Removal of the dams was first advocated two months after the issuance of a three-year preliminary permit to Grand Traverse County and Traverse City for a feasibility study for repowering the three dams by the Federal Energy Regulatory Commission in February 2009. Two months after receiving the FERC permit, the county and city were revealed as members of the Implementation Team for The Boardman River Dams Project, a consortium of groups dedicated to removing the dams.
“This is the equivalent of the fox watching the henhouse,” said Ed Martel, a property rights regulatory consultant in Antrim County. “It’s clearly a conflict of interest to possess a FERC permit to explore all avenues for the future of the dams — including repowering the dams — when you’re also a member of a group that explicitly wants to destroy them. In fact, the county and city as well as members of Michigan’s DEQ that also has employees as members of the Implementation Team only wished to work toward one desired outcome that doesn’t include hydroelectric, respects individual homeowners’ property rights, and destroys vast acres of public parks and wetlands.”
Martel noted that FERC denied a competing permit from Arizona-based Peterson Machinery to study the feasibility of repowering the hydroelectric dams, and that the company was seeking to repeat the significant success of a similar project in Elk Rapids, Mich., at the privately owned and operated Elk Rapids Hydroelectric LLC.

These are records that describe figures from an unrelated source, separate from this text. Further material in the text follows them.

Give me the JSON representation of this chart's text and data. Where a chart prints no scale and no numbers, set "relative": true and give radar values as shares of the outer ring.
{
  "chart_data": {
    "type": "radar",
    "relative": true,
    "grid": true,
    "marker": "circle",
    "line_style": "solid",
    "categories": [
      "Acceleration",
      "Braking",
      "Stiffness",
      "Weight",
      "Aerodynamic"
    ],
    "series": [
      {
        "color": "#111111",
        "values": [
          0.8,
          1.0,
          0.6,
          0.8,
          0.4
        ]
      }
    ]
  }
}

“The land that was returned to nature in the 1970s, that was given to the public, to future generations of all children, is being cunningly stolen and destroyed,” said Maria Housden, an author who grew up in Grand Traverse County and is one of the dam-removal opponents attending the OTB. “I recently returned to Traverse City with my two youngest daughters and saw the devastating effect of the drawdown at Brown Bridge Dam.”
The OTB protest is scheduled to extend throughout the weekend, and coincides with the Traverse City Film Festival, which is organized by Michigan political firebrand Michael Moore and this year features an appearance by actress and political activist Susan Sarandon. OTB organizers hope to garner the attention of festival participants and attendees and persuade them to take up their cause.